Lippencott Mine Road, Death Valley National Park, California
Location: On the western side of Death Valley at the end of Racetrack Road. N36 38.36' W117 34.43'
Length: 8 miles
Time required: 2 hours
Experience level: Intermediate
Points of interest: Lippencott Mine Road is a loose jagged road that clings to a hillside, bridging Death Valley National Park with Saline Valley. Be sure to spend time at the Lippencott Mine Complex, for a lunchtime vista.
What you need: Capable high-clearance 4x4, 33-inch tires are recommended. Road conditions can change depending on the season and recovery gear and survival supplies should be carried.
Information: Death Valley National Park (760) 786-3200
---Sean P. Holman

Mana Road, near Hilo, Hawaii
Location: Waimea, from the intersection of Highway 19 and Mana Rd.
Length: 45 miles.
Time: 4 to 6 hours, depending on conditions.
Experience level: Intermediate to advanced.
Points of interest: Dude, the trail's in Hawaii---does it get any better than that? But this isn't a sand-and-surf run---it's a high-altitude mountain ride around the periphery of Mauna Kea, the Big Island's biggest volcano, at elevations ranging from 6,000 to 8,500 feet. Most of the trail is graded dirt and gravel, though there are some rutted sections, some streambeds to ford, and occasionally steep inclines that can be tricky, depending on the weather. For your efforts, if skies are clear, you'll be rewarded with spectacular vistas of the volcano itself, the island's north shore, and the island of Maui to the northwest.

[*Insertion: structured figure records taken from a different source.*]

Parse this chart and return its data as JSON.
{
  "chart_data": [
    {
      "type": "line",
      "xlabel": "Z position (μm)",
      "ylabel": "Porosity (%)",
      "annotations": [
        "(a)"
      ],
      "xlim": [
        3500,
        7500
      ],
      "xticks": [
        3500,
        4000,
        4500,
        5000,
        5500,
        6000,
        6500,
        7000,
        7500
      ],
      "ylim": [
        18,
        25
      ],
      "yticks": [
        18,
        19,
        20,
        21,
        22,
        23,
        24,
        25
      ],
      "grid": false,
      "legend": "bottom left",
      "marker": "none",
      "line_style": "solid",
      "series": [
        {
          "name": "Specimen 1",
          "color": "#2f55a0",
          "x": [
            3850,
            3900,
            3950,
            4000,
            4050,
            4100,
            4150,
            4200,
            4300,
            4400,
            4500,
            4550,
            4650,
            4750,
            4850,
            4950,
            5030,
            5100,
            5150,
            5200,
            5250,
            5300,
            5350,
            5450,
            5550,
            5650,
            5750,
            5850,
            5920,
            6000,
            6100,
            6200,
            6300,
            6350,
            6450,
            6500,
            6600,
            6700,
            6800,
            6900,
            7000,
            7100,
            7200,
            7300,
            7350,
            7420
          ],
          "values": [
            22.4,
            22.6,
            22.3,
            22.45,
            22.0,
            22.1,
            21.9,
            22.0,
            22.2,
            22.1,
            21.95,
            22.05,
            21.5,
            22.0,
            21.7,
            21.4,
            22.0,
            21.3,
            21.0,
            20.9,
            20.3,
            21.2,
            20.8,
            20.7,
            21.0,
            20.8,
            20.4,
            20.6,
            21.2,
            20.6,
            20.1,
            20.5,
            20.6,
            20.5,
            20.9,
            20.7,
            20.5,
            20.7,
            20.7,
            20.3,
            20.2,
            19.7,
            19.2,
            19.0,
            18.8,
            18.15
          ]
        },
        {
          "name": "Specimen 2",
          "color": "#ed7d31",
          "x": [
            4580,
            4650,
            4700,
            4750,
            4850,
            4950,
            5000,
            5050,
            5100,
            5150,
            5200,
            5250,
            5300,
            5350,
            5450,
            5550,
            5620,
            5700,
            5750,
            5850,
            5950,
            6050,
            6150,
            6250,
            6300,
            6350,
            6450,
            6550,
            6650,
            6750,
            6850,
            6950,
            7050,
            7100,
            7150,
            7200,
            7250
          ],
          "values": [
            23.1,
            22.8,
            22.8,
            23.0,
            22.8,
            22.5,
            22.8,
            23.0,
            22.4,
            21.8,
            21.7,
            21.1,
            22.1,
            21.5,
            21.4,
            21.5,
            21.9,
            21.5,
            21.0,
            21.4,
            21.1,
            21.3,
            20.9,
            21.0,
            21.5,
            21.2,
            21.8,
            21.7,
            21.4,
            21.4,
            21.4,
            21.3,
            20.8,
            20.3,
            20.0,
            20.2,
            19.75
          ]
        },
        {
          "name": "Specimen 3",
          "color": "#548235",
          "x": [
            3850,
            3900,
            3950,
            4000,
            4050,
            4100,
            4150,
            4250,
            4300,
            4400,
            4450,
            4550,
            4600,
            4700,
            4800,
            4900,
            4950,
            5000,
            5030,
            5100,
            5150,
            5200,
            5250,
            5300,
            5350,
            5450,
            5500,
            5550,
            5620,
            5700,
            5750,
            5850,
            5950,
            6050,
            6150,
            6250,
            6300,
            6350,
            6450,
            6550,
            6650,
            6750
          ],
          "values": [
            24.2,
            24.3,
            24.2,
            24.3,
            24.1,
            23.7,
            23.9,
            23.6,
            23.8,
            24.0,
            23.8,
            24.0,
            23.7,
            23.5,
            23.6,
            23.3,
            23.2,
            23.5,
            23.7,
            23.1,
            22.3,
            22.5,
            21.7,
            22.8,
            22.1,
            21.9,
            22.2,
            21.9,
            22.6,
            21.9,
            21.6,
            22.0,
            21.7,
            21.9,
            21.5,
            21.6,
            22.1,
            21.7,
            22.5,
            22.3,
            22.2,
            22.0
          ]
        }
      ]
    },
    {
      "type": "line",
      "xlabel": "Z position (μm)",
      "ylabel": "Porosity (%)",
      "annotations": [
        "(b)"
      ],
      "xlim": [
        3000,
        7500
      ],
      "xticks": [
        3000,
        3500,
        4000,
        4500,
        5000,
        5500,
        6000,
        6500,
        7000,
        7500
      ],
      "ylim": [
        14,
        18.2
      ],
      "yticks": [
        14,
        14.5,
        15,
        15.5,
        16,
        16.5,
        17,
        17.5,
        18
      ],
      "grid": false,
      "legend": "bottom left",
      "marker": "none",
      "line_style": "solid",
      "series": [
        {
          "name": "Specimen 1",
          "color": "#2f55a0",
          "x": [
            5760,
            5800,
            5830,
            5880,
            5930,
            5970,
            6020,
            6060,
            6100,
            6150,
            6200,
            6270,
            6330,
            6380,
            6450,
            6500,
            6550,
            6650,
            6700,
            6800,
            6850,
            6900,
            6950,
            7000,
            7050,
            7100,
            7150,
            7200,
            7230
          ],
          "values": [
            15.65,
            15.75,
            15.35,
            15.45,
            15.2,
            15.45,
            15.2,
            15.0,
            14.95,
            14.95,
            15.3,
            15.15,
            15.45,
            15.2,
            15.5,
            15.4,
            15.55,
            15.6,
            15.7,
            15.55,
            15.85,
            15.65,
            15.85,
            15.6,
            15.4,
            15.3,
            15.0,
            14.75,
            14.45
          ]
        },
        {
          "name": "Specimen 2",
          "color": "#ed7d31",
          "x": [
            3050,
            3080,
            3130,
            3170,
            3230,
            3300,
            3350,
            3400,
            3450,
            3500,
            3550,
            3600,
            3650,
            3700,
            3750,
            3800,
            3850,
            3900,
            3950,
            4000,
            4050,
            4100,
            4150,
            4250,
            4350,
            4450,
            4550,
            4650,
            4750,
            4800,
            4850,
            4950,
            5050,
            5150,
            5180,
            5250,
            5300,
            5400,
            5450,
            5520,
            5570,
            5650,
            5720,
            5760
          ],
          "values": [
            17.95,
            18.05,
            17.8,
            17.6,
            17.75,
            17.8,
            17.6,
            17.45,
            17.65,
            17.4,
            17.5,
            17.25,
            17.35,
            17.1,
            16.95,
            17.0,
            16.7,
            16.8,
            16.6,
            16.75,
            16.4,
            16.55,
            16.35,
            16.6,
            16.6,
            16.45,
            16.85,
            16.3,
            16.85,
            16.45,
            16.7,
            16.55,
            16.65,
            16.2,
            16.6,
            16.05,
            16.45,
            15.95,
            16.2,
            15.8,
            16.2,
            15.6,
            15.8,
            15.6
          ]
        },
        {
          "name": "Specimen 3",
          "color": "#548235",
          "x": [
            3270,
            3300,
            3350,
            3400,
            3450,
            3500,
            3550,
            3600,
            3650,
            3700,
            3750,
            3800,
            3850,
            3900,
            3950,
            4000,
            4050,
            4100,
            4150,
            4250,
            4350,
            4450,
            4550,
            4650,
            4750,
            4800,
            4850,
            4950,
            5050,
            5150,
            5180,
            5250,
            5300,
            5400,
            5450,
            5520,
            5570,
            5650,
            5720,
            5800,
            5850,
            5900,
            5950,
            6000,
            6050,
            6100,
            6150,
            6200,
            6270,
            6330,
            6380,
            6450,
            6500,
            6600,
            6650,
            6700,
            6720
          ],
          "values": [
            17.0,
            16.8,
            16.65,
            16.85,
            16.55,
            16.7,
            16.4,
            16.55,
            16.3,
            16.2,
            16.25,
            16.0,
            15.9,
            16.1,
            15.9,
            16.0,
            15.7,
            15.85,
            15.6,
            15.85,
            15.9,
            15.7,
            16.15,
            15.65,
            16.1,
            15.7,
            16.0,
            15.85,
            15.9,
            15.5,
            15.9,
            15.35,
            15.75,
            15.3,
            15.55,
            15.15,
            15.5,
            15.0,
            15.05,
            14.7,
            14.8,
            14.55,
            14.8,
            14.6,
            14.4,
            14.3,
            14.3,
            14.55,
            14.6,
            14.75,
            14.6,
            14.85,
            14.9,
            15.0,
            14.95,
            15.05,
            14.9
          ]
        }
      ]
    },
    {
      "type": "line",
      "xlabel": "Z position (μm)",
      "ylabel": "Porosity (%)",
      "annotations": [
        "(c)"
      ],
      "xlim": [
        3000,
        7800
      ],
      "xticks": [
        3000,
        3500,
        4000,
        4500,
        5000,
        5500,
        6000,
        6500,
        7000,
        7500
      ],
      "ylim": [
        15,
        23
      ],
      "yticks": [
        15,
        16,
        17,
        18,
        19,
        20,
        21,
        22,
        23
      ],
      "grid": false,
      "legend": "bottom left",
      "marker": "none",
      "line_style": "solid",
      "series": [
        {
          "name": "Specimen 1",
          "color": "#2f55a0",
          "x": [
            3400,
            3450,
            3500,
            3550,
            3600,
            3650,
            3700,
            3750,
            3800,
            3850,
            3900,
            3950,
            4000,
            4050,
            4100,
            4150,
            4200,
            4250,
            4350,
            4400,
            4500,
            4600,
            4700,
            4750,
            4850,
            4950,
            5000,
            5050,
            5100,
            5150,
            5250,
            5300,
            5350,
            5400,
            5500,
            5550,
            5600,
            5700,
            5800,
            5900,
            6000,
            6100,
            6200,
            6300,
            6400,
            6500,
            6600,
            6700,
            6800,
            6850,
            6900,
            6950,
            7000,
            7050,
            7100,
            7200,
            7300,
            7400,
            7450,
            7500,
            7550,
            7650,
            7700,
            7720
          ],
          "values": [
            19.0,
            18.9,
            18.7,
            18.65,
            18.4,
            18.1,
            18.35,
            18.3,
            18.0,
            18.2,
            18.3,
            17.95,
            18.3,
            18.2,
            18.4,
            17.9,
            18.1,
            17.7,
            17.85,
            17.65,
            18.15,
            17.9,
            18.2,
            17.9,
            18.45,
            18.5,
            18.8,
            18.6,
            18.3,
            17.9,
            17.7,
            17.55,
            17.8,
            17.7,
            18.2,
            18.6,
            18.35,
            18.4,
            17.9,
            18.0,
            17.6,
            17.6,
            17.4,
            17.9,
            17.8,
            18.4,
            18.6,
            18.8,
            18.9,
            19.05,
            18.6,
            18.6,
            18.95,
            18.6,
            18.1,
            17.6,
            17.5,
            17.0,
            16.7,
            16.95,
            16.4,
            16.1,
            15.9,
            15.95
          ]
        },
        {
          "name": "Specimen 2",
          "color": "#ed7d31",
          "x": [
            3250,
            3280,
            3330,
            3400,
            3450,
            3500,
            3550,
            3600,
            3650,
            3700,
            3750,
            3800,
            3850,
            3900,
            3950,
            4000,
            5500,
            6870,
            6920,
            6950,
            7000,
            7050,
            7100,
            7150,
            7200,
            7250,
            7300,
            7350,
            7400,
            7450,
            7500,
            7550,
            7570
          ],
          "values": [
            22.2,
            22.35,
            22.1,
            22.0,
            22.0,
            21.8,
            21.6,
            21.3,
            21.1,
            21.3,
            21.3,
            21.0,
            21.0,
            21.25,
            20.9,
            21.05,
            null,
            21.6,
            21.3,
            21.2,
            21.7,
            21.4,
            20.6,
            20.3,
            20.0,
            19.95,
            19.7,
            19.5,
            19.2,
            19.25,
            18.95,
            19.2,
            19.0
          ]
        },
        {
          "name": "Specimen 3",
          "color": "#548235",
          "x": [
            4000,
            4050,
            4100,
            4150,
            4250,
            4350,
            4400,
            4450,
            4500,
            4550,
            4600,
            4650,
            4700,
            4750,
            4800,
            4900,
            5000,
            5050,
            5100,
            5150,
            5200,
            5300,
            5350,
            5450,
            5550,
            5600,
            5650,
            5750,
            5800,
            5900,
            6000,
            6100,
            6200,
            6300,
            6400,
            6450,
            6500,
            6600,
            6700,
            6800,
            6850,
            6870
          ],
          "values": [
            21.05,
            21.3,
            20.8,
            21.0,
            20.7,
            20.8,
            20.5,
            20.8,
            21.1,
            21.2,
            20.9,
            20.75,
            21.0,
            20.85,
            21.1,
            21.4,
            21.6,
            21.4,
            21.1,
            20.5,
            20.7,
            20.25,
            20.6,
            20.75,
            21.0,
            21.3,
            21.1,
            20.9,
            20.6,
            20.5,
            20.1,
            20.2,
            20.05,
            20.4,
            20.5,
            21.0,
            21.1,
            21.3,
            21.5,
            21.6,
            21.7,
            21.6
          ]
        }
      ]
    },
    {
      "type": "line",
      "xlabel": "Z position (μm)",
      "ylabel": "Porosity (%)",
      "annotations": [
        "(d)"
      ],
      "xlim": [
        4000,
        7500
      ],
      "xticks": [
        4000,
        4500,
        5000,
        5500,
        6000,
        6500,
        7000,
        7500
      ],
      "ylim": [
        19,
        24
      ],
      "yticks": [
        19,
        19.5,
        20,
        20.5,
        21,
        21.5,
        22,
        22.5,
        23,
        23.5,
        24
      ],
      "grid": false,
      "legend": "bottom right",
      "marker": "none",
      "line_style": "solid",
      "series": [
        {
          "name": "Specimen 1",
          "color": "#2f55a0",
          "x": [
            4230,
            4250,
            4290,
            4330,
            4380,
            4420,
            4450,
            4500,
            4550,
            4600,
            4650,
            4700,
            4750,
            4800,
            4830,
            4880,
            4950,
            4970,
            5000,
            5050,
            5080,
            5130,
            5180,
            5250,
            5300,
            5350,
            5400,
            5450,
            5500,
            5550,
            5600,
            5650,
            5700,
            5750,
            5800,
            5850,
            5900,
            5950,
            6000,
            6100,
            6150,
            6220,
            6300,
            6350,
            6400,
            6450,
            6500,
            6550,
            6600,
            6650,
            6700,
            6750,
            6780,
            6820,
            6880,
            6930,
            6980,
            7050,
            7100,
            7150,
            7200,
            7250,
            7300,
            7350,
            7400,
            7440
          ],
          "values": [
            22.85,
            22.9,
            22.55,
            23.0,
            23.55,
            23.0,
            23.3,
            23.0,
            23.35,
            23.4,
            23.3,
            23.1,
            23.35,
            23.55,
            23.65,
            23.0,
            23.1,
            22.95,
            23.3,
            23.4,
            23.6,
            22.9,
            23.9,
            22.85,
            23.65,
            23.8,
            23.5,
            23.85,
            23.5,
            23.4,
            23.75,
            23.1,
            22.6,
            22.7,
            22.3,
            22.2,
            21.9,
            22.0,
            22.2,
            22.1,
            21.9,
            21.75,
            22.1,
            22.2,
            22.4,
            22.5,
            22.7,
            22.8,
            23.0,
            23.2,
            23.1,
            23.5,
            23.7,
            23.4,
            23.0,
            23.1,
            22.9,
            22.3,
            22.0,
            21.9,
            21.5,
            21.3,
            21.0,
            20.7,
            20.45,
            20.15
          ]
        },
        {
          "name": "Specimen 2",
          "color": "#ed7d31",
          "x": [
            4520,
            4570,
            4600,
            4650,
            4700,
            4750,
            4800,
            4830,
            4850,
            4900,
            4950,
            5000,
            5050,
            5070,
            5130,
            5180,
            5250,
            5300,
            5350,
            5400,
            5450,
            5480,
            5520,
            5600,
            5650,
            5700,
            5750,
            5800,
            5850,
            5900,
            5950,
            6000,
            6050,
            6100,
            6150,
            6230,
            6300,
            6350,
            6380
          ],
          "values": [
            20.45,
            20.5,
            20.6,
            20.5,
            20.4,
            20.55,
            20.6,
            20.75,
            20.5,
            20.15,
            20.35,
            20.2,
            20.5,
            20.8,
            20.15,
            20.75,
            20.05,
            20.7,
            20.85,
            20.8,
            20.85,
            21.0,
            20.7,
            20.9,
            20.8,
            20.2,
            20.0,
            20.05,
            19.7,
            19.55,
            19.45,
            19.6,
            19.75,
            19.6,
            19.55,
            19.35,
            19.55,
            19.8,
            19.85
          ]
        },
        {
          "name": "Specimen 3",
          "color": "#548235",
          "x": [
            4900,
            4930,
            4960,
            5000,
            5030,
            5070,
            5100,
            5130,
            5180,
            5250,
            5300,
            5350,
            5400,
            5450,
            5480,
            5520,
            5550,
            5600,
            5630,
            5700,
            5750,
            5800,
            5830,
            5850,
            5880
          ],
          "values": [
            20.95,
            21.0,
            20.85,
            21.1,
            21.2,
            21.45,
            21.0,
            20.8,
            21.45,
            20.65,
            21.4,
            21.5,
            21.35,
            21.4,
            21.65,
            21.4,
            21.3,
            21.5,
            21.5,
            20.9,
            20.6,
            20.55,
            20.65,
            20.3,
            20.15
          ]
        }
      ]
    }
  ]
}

What you need: In fair weather, a stock Jeep with an experienced driver and the requisite recovery gear should be able to handle it. But rains can be heavy at times---especially on the Waimea side--and the trail can transform into a series of slippery slopes and sticky mudholes, so a set of aggressive tires, a rear locker, and a winch should be considered the minimum for a safe outing. Rain gear, warm clothing, and even some Rossignols are good ideas too; Mauna Kea can see snowfall in the winter, and yes, there are skiers in Hawaii.